Делаю вид, что озабочен этой мыслью. Отправляю Ольгу проверить, все ли подготовлено к приему. Конечно, я все давно проверил. И то, что спутник почти месяц не появится над нашим районом, тоже очень хорошо.
Изменение в ритуалах обряда плодородия – единственная вольность, которую я себе позволил на этой планете. Благодаря этому чувствую свою… нет, не полезность. Причастность к этому миру, что ли. Я долго колебался, решая, имею ли право на вмешательство, или нет. Потом плюнул на все и вмешался.
Как я хочу женщину… Хоть на секунду ощутить под ладонью бархатистую перепонку ее крыла, взглянуть на гордый изгиб шеи, утонуть в глубине темно-синих глаз.
Я не случайно сел в этих горах. Гравилокатор показал, что после подъема плато и исчезновения тектонической напряженности здесь имеются обширные подземные пустоты. В них-то и решил спрятать катер. Нужно было сразу же лечь в анабиоз. А я от скуки начал исследовать пещеры, соединять ходами, вешать на стены таблички с названиями. Так и добрался до жерла потухшего вулкана. В тот момент в моем прозябании на этой планете появился если не смысл, то суррогат смысла. Потому что сверху на груду костей, устилающих пол, упала свежеотрубленная человеческая рука. Я присел, чтоб рассмотреть ее получше. Она была отрублена по самое плечо и еще кровоточила. Раздробив чей-то костяк, упала вторая рука. Я отступил в туннель. И правильно сделал, потому что сверху упали ноги, а секундой позже тело с головой. Это была молодая девушка. На лице застыла гримаса боли, широко раскрытые глаза полны ужаса. Обрубки рук и ног дернулись последний раз и замерли. Я хотел отнести ее на катер, но затылок был совсем мягкий. Она повредила мозг. Я закрыл ей глаза. Это все, что мог для нее сделать. Так я познакомился с ритуалом весеннего плодородия.
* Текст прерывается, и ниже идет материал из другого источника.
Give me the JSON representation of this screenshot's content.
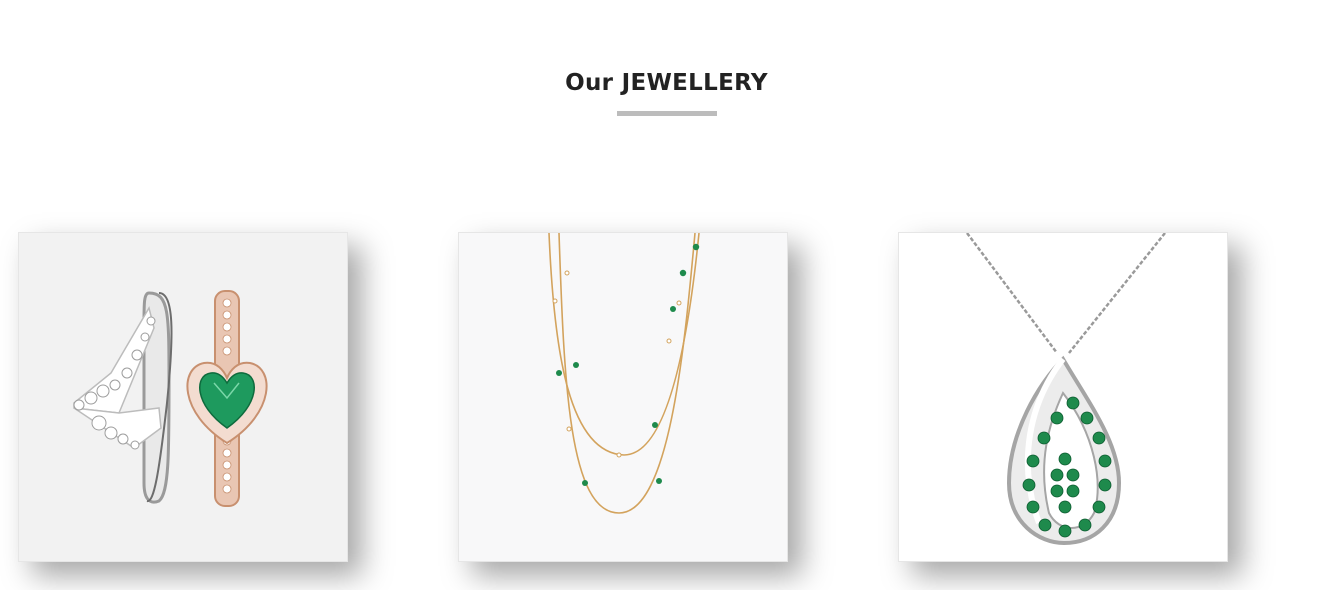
{
  "section": {
    "title": "Our JEWELLERY"
  },
  "products": [
    {
      "name": "rings-product-image",
      "icon": "tiara-and-heart-rings-image"
    },
    {
      "name": "necklace-product-image",
      "icon": "layered-gold-necklace-image"
    },
    {
      "name": "pendant-product-image",
      "icon": "emerald-drop-pendant-image"
    }
  ],
  "colors": {
    "emerald": "#1e8a4c",
    "silver": "#c9c9c9",
    "rose_gold": "#d9a488",
    "gold": "#d3a35d",
    "underline": "#bcbcbc"
  }
}
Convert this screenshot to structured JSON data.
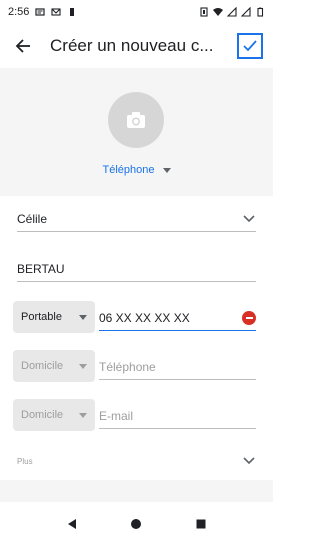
{
  "status_bar": {
    "time": "2:56",
    "left_icons": [
      "notification-message-icon",
      "gmail-icon",
      "battery-small-icon"
    ],
    "right_icons": [
      "vibrate-icon",
      "wifi-icon",
      "signal-icon",
      "battery-icon"
    ]
  },
  "app_bar": {
    "title": "Créer un nouveau c...",
    "back_icon": "arrow-left-icon",
    "confirm_icon": "check-icon",
    "accent": "#1a73e8"
  },
  "header": {
    "photo_icon": "camera-icon",
    "account_label": "Téléphone"
  },
  "form": {
    "first_name": "Célile",
    "last_name": "BERTAU",
    "phone_type": "Portable",
    "phone_value": "06 XX XX XX XX",
    "phone2_type": "Domicile",
    "phone2_placeholder": "Téléphone",
    "email_type": "Domicile",
    "email_placeholder": "E-mail",
    "more_label": "Plus"
  },
  "colors": {
    "remove": "#d93025",
    "header_bg": "#f5f5f5"
  }
}
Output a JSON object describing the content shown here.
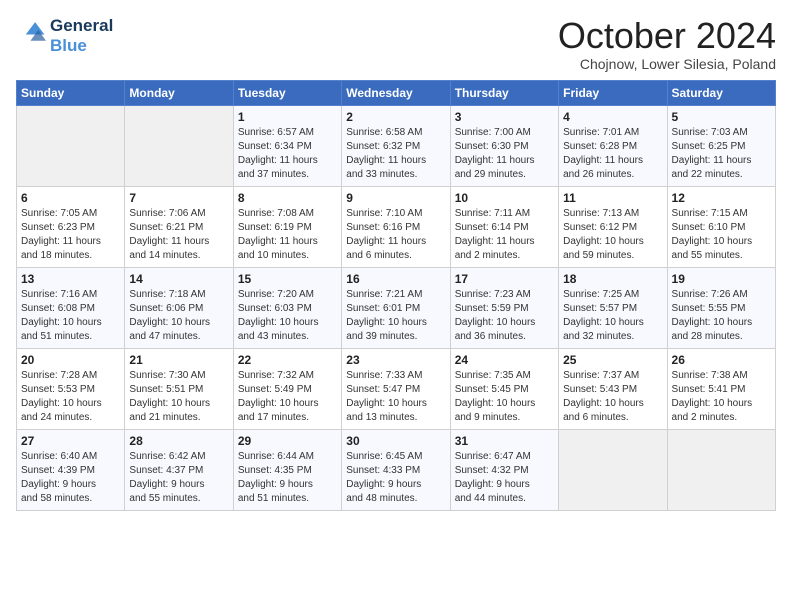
{
  "logo": {
    "line1": "General",
    "line2": "Blue"
  },
  "title": "October 2024",
  "subtitle": "Chojnow, Lower Silesia, Poland",
  "weekdays": [
    "Sunday",
    "Monday",
    "Tuesday",
    "Wednesday",
    "Thursday",
    "Friday",
    "Saturday"
  ],
  "weeks": [
    [
      {
        "day": "",
        "text": ""
      },
      {
        "day": "",
        "text": ""
      },
      {
        "day": "1",
        "text": "Sunrise: 6:57 AM\nSunset: 6:34 PM\nDaylight: 11 hours\nand 37 minutes."
      },
      {
        "day": "2",
        "text": "Sunrise: 6:58 AM\nSunset: 6:32 PM\nDaylight: 11 hours\nand 33 minutes."
      },
      {
        "day": "3",
        "text": "Sunrise: 7:00 AM\nSunset: 6:30 PM\nDaylight: 11 hours\nand 29 minutes."
      },
      {
        "day": "4",
        "text": "Sunrise: 7:01 AM\nSunset: 6:28 PM\nDaylight: 11 hours\nand 26 minutes."
      },
      {
        "day": "5",
        "text": "Sunrise: 7:03 AM\nSunset: 6:25 PM\nDaylight: 11 hours\nand 22 minutes."
      }
    ],
    [
      {
        "day": "6",
        "text": "Sunrise: 7:05 AM\nSunset: 6:23 PM\nDaylight: 11 hours\nand 18 minutes."
      },
      {
        "day": "7",
        "text": "Sunrise: 7:06 AM\nSunset: 6:21 PM\nDaylight: 11 hours\nand 14 minutes."
      },
      {
        "day": "8",
        "text": "Sunrise: 7:08 AM\nSunset: 6:19 PM\nDaylight: 11 hours\nand 10 minutes."
      },
      {
        "day": "9",
        "text": "Sunrise: 7:10 AM\nSunset: 6:16 PM\nDaylight: 11 hours\nand 6 minutes."
      },
      {
        "day": "10",
        "text": "Sunrise: 7:11 AM\nSunset: 6:14 PM\nDaylight: 11 hours\nand 2 minutes."
      },
      {
        "day": "11",
        "text": "Sunrise: 7:13 AM\nSunset: 6:12 PM\nDaylight: 10 hours\nand 59 minutes."
      },
      {
        "day": "12",
        "text": "Sunrise: 7:15 AM\nSunset: 6:10 PM\nDaylight: 10 hours\nand 55 minutes."
      }
    ],
    [
      {
        "day": "13",
        "text": "Sunrise: 7:16 AM\nSunset: 6:08 PM\nDaylight: 10 hours\nand 51 minutes."
      },
      {
        "day": "14",
        "text": "Sunrise: 7:18 AM\nSunset: 6:06 PM\nDaylight: 10 hours\nand 47 minutes."
      },
      {
        "day": "15",
        "text": "Sunrise: 7:20 AM\nSunset: 6:03 PM\nDaylight: 10 hours\nand 43 minutes."
      },
      {
        "day": "16",
        "text": "Sunrise: 7:21 AM\nSunset: 6:01 PM\nDaylight: 10 hours\nand 39 minutes."
      },
      {
        "day": "17",
        "text": "Sunrise: 7:23 AM\nSunset: 5:59 PM\nDaylight: 10 hours\nand 36 minutes."
      },
      {
        "day": "18",
        "text": "Sunrise: 7:25 AM\nSunset: 5:57 PM\nDaylight: 10 hours\nand 32 minutes."
      },
      {
        "day": "19",
        "text": "Sunrise: 7:26 AM\nSunset: 5:55 PM\nDaylight: 10 hours\nand 28 minutes."
      }
    ],
    [
      {
        "day": "20",
        "text": "Sunrise: 7:28 AM\nSunset: 5:53 PM\nDaylight: 10 hours\nand 24 minutes."
      },
      {
        "day": "21",
        "text": "Sunrise: 7:30 AM\nSunset: 5:51 PM\nDaylight: 10 hours\nand 21 minutes."
      },
      {
        "day": "22",
        "text": "Sunrise: 7:32 AM\nSunset: 5:49 PM\nDaylight: 10 hours\nand 17 minutes."
      },
      {
        "day": "23",
        "text": "Sunrise: 7:33 AM\nSunset: 5:47 PM\nDaylight: 10 hours\nand 13 minutes."
      },
      {
        "day": "24",
        "text": "Sunrise: 7:35 AM\nSunset: 5:45 PM\nDaylight: 10 hours\nand 9 minutes."
      },
      {
        "day": "25",
        "text": "Sunrise: 7:37 AM\nSunset: 5:43 PM\nDaylight: 10 hours\nand 6 minutes."
      },
      {
        "day": "26",
        "text": "Sunrise: 7:38 AM\nSunset: 5:41 PM\nDaylight: 10 hours\nand 2 minutes."
      }
    ],
    [
      {
        "day": "27",
        "text": "Sunrise: 6:40 AM\nSunset: 4:39 PM\nDaylight: 9 hours\nand 58 minutes."
      },
      {
        "day": "28",
        "text": "Sunrise: 6:42 AM\nSunset: 4:37 PM\nDaylight: 9 hours\nand 55 minutes."
      },
      {
        "day": "29",
        "text": "Sunrise: 6:44 AM\nSunset: 4:35 PM\nDaylight: 9 hours\nand 51 minutes."
      },
      {
        "day": "30",
        "text": "Sunrise: 6:45 AM\nSunset: 4:33 PM\nDaylight: 9 hours\nand 48 minutes."
      },
      {
        "day": "31",
        "text": "Sunrise: 6:47 AM\nSunset: 4:32 PM\nDaylight: 9 hours\nand 44 minutes."
      },
      {
        "day": "",
        "text": ""
      },
      {
        "day": "",
        "text": ""
      }
    ]
  ]
}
«Обряды весеннего и осеннего плодородия связаны с человеческими жертвоприношениями. В обоих случаях в жертву приносят молодую девственницу, тело которой разрубают на части, деля между божествами матери-земли, солнечного тепла, дождевой влаги, ветра/воздуха и защитника/хранителя урожая. Истекающую кровью жертву и ее отрубленные конечности сбрасывают в кратер потухшего вулкана Эйгер. Обряд осеннего плодородия отличается лишь тем, что перед расчленением жертву лишают девственности с помощью специального приспособления.» – Вот что вычитал я, порывшись в информатории катера. Не надо думать, что я сразу решил покончить со зверским обычаем. Кто я такой, чтоб вмешиваться в судьбу этого мира? Уже одно то, что я здесь, граничит с преступлением. Потому что здесь и сейчас Элана томится в заключении в подземелье замка Конгов. Потому что, разыскивая ее, над планетой кружит спутник. И дело даже не в том, что Элана моя бабушка, о чем она пока не знает, а в ее роли в истории.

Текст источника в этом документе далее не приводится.